Sound familiar? Even if you are not guilty of any or all of these infractions, chances are you’ve been to tournaments where you have seen this behavior.
Our advice: Be different. Be kind. Commit to creating an atmosphere where parents, grandparents and siblings WANT to volunteer at your tournament. Make it fun, however your volunteers define fun. When your volunteers are stressed out and pissed off, your guest teams feel it and it leaks over to the tournament. Guest teams, sponsors, parents feel the tension and just want to play the games and get out. When you have happy volunteers, you have a fun atmosphere on the fields and players and parents want to stick around and be a part of that for as long as possible.
And then, they can’t wait to do it all again next year.
Email works both ways
Today, I saw a comment from a team rep come over that said this:
Our coach, John Smith has reached out to the tournament several times via e-mail in regards to us not receiving a confirmation on our acceptance into the tournament. It was only after checking the status on line that we saw that we’ve been accepted. Due to lack of follow up on your part and lack of confirmation for the tournament we are going to pull out and will be stopping payment on our check.
Got me wondering how many times the tournament sent an email to coach Smith (not his real name, of course) that went to his junk folder or he didn’t bother replying to. So, I looked it up. Four messages were sent to him, without a reply back.
Our advice: If a coach does not answer an email, CALL HIM! And, you may want to advise your teams that you will be sending emails and that if they do not hear from you within a reasonable time, CALL YOU! Email is rapidly becoming an obsolete communication tool as more and more ISPs are deciding for their customer what is and what is not spam.
And, make sure your subject lines are not spammy.
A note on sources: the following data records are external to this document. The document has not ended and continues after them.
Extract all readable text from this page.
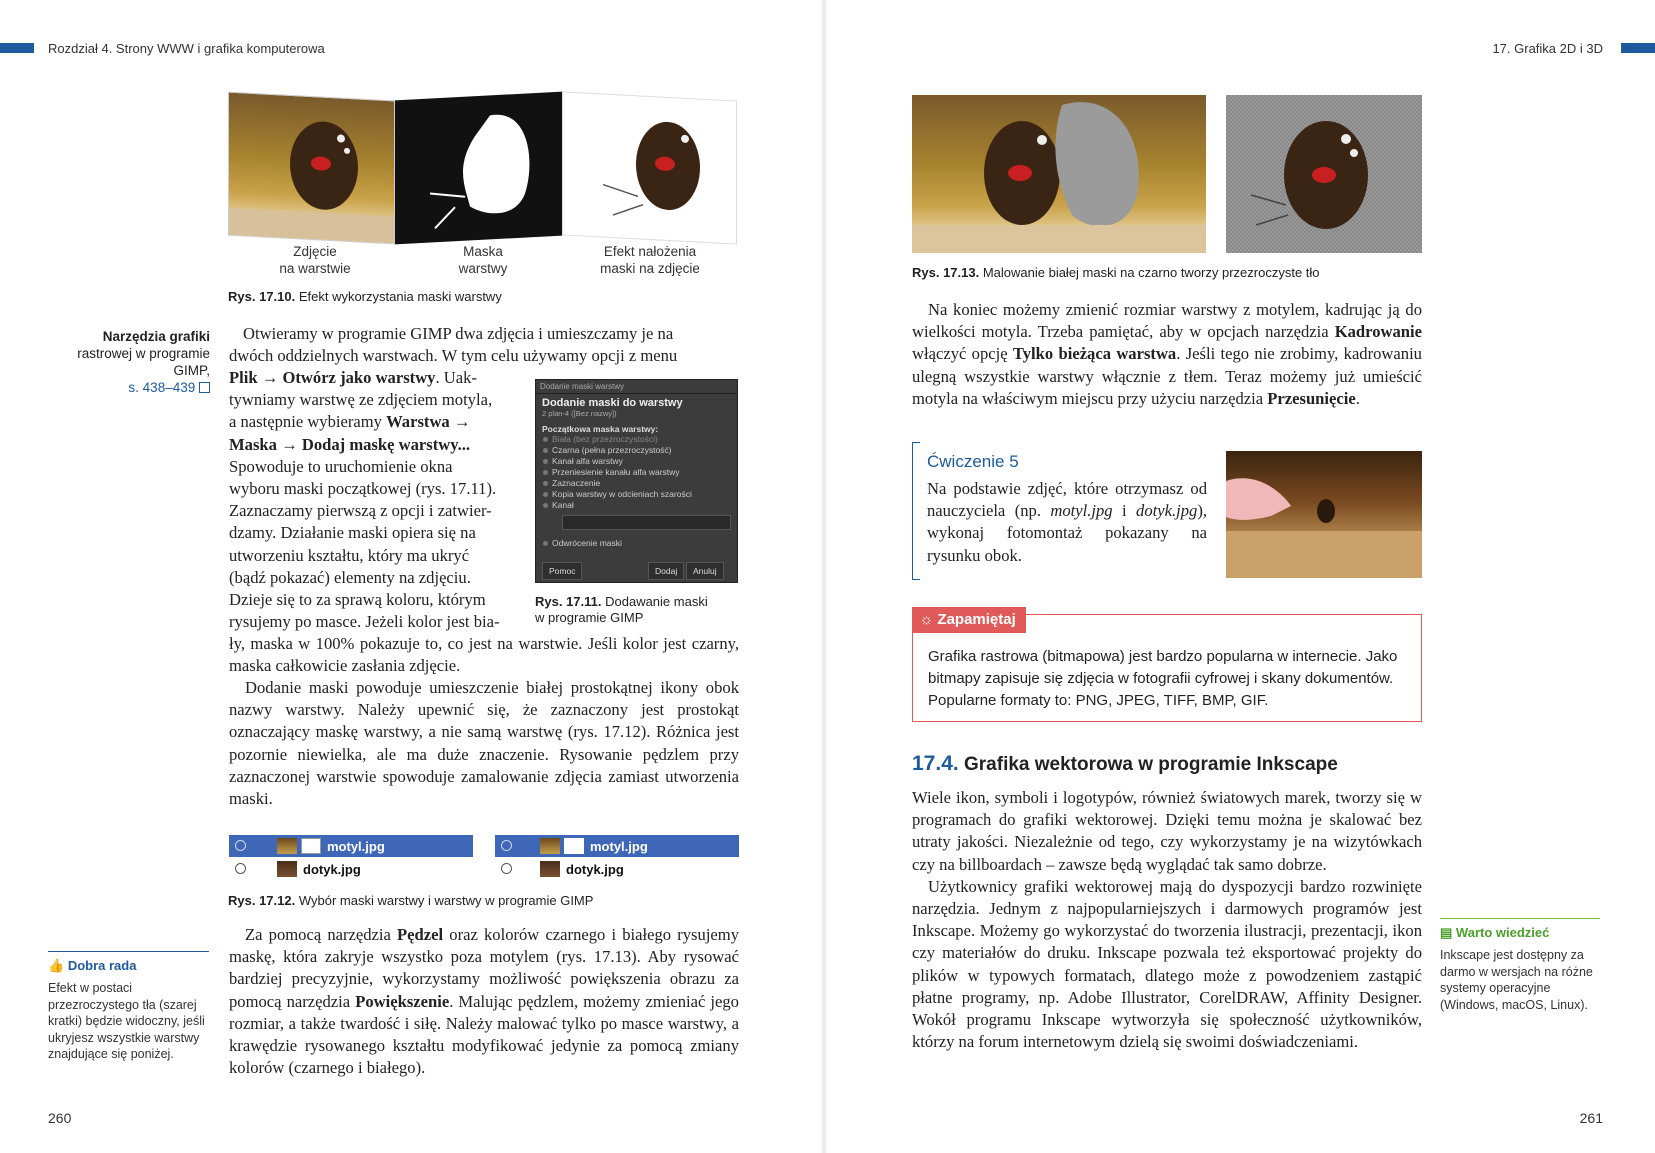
Rozdział 4. Strony WWW i grafika komputerowa
Zdjęcie
na warstwie
Maska
warstwy
Efekt nałożenia
maski na zdjęcie
Rys. 17.10. Efekt wykorzystania maski warstwy
Narzędzia grafiki
rastrowej w programie
GIMP,
s. 438–439
Otwieramy w programie GIMP dwa zdjęcia i umieszczamy je na
dwóch oddzielnych warstwach. W tym celu używamy opcji z menu
Plik → Otwórz jako warstwy. Uak-
tywniamy warstwę ze zdjęciem motyla,
a następnie wybieramy Warstwa →
Maska → Dodaj maskę warstwy...
Spowoduje to uruchomienie okna
wyboru maski początkowej (rys. 17.11).
Zaznaczamy pierwszą z opcji i zatwier-
dzamy. Działanie maski opiera się na
utworzeniu kształtu, który ma ukryć
(bądź pokazać) elementy na zdjęciu.
Dzieje się to za sprawą koloru, którym
rysujemy po masce. Jeżeli kolor jest bia-
ły, maska w 100% pokazuje to, co jest na warstwie. Jeśli kolor jest czarny, maska całkowicie zasłania zdjęcie.
Dodanie maski warstwy
Dodanie maski do warstwy
2 plan-4 ([Bez nazwy])
Początkowa maska warstwy:
Biała (bez przezroczystości)
Czarna (pełna przezroczystość)
Kanał alfa warstwy
Przeniesienie kanału alfa warstwy
Zaznaczenie
Kopia warstwy w odcieniach szarości
Kanał
Odwrócenie maski
Pomoc	Dodaj	Anuluj
Rys. 17.11. Dodawanie maski
w programie GIMP

Dodanie maski powoduje umieszczenie białej prostokątnej ikony obok nazwy warstwy. Należy upewnić się, że zaznaczony jest prostokąt oznaczający maskę warstwy, a nie samą warstwę (rys. 17.12). Różnica jest pozornie niewielka, ale ma duże znaczenie. Rysowanie pędzlem przy zaznaczonej warstwie spowoduje zamalowanie zdjęcia zamiast utworzenia maski.

motyl.jpg
dotyk.jpg
motyl.jpg
dotyk.jpg
Rys. 17.12. Wybór maski warstwy i warstwy w programie GIMP

Za pomocą narzędzia Pędzel oraz kolorów czarnego i białego rysujemy maskę, która zakryje wszystko poza motylem (rys. 17.13). Aby rysować bardziej precyzyjnie, wykorzystamy możliwość powiększenia obrazu za pomocą narzędzia Powiększenie. Malując pędzlem, możemy zmieniać jego rozmiar, a także twardość i siłę. Należy malować tylko po masce warstwy, a krawędzie rysowanego kształtu modyfikować jedynie za pomocą zmiany kolorów (czarnego i białego).

👍 Dobra rada
Efekt w postaci przezroczystego tła (szarej kratki) będzie widoczny, jeśli ukryjesz wszystkie warstwy znajdujące się poniżej.
260
17. Grafika 2D i 3D
Rys. 17.13. Malowanie białej maski na czarno tworzy przezroczyste tło

Na koniec możemy zmienić rozmiar warstwy z motylem, kadrując ją do wielkości motyla. Trzeba pamiętać, aby w opcjach narzędzia Kadrowanie włączyć opcję Tylko bieżąca warstwa. Jeśli tego nie zrobimy, kadrowaniu ulegną wszystkie warstwy włącznie z tłem. Teraz możemy już umieścić motyla na właściwym miejscu przy użyciu narzędzia Przesunięcie.

Ćwiczenie 5
Na podstawie zdjęć, które otrzymasz od nauczyciela (np. motyl.jpg i dotyk.jpg), wykonaj fotomontaż pokazany na rysunku obok.
☼ Zapamiętaj
Grafika rastrowa (bitmapowa) jest bardzo popularna w internecie. Jako bitmapy zapisuje się zdjęcia w fotografii cyfrowej i skany dokumentów. Popularne formaty to: PNG, JPEG, TIFF, BMP, GIF.
17.4. Grafika wektorowa w programie Inkscape

Wiele ikon, symboli i logotypów, również światowych marek, tworzy się w programach do grafiki wektorowej. Dzięki temu można je skalować bez utraty jakości. Niezależnie od tego, czy wykorzystamy je na wizytówkach czy na billboardach – zawsze będą wyglądać tak samo dobrze.

Użytkownicy grafiki wektorowej mają do dyspozycji bardzo rozwinięte narzędzia. Jednym z najpopularniejszych i darmowych programów jest Inkscape. Możemy go wykorzystać do tworzenia ilustracji, prezentacji, ikon czy materiałów do druku. Inkscape pozwala też eksportować projekty do plików w typowych formatach, dlatego może z powodzeniem zastąpić płatne programy, np. Adobe Illustrator, CorelDRAW, Affinity Designer. Wokół programu Inkscape wytworzyła się społeczność użytkowników, którzy na forum internetowym dzielą się swoimi doświadczeniami.

▤ Warto wiedzieć
Inkscape jest dostępny za darmo w wersjach na różne systemy operacyjne (Windows, macOS, Linux).
261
A subject line like You’re Accepted!!! will probably hit the junk folder, whereas a subject line like Your team has been accepted to the 2008 Major Classic will make it all the way to it’s destination inbox. Be specific and stay away from punctuation like ? and !!!!
You may also wish to drop postcards in the mail with the team acceptance, just in case emails are not getting through. While it may seem counter-intuitive for a web site to advocate for the USPS, it is the end product, not the tools, that are the important thing.
But, please, the goal is not to point fingers around in a circle about who didn’t answer their emails. The goal is to communicate, whether that is by phone, postcard or email.